The transaction is set to give BuzzFeed an implied valuation of $1.5 billion, representing 2.3x the company’s expected revenue in 2022 of $654 million. The figure is below BuzzFeed’s peak valuation of $1.7 billion in 2016, Recode reported at the time.
CEO Jonah Peretti has long been outspoken about his hopes to roll up more digital media companies into a giant that can better take on the tech platforms. In his note to BuzzFeed staffers on Thursday, Peretti wrote, “We’ll have even more opportunity and public stock as a currency to help us pursue attractive acquisitions.” According to its investor deck, BuzzFeed is on the hunt for “influential, iconic brands.”
Once known as the champion of “branded content,” the makeup of BuzzFeed’s revenue has changed significantly as it has sought to diversify in a challenging ad market. Commerce, for instance, made up just 13% of the business in 2020, but by 2024 BuzzFeed anticipates it will be 31% of the company’s revenue.

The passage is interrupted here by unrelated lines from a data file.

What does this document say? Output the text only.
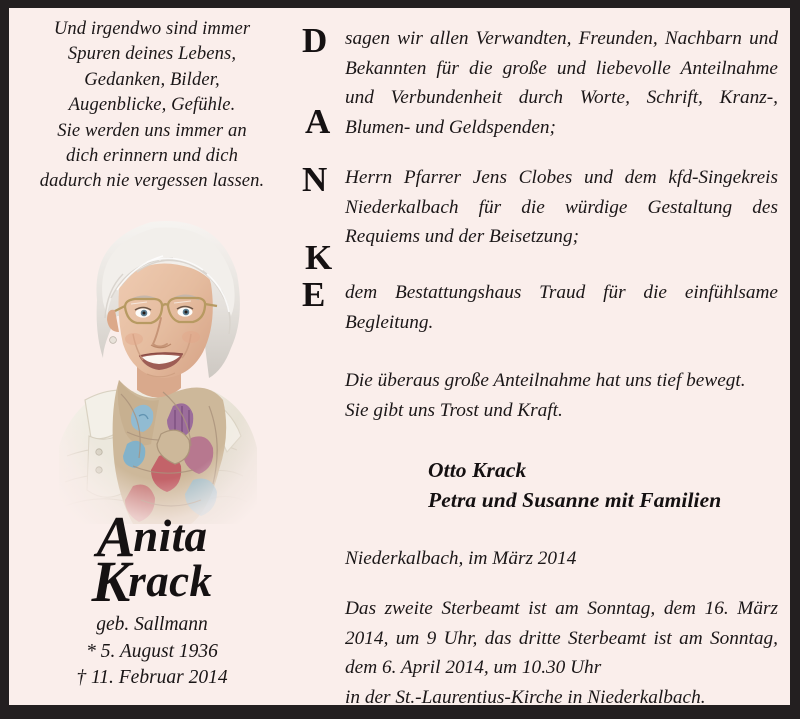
Und irgendwo sind immer
Spuren deines Lebens,
Gedanken, Bilder,
Augenblicke, Gefühle.
Sie werden uns immer an
dich erinnern und dich
dadurch nie vergessen lassen.
Anita
Krack
geb. Sallmann
* 5. August 1936
† 11. Februar 2014
D sagen wir allen Verwandten, Freunden, Nachbarn und Bekannten für die große und liebevolle Anteilnahme und Verbundenheit durch Worte, Schrift, Kranz-, Blumen- und Geldspenden;
A
N Herrn Pfarrer Jens Clobes und dem kfd-Singekreis Niederkalbach für die würdige Gestaltung des Requiems und der Beisetzung;
K
E	dem Bestattungshaus Traud für die einfühlsame Begleitung.
Die überaus große Anteilnahme hat uns tief bewegt.
Sie gibt uns Trost und Kraft.
Otto Krack
Petra und Susanne mit Familien
Niederkalbach, im März 2014
Das zweite Sterbeamt ist am Sonntag, dem 16. März 2014, um 9 Uhr, das dritte Sterbeamt ist am Sonntag, dem 6. April 2014, um 10.30 Uhr
in der St.-Laurentius-Kirche in Niederkalbach.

According to BuzzFeed, investors should compare the company with a rather diverse range of competitors: Zynga, Etsy, Taboola, IAC, and The New York Times.
Existing BuzzFeed shareholders are expected to retain 72.5% of the company, with Complex shareholders retaining 5.9%.
It’s been a long road for BuzzFeed, which was founded in 2006 and quickly became a digital media darling before facing a series of setbacks and rounds of layoffs. In 2012, it launched its newsroom. In 2015 and 2016, NBCUniversal poured in $400 million of investment. As part of its acquisition of HuffPost, which closed this year, Verizon became a minority shareholder.
The author of this story previously worked at BuzzFeed News.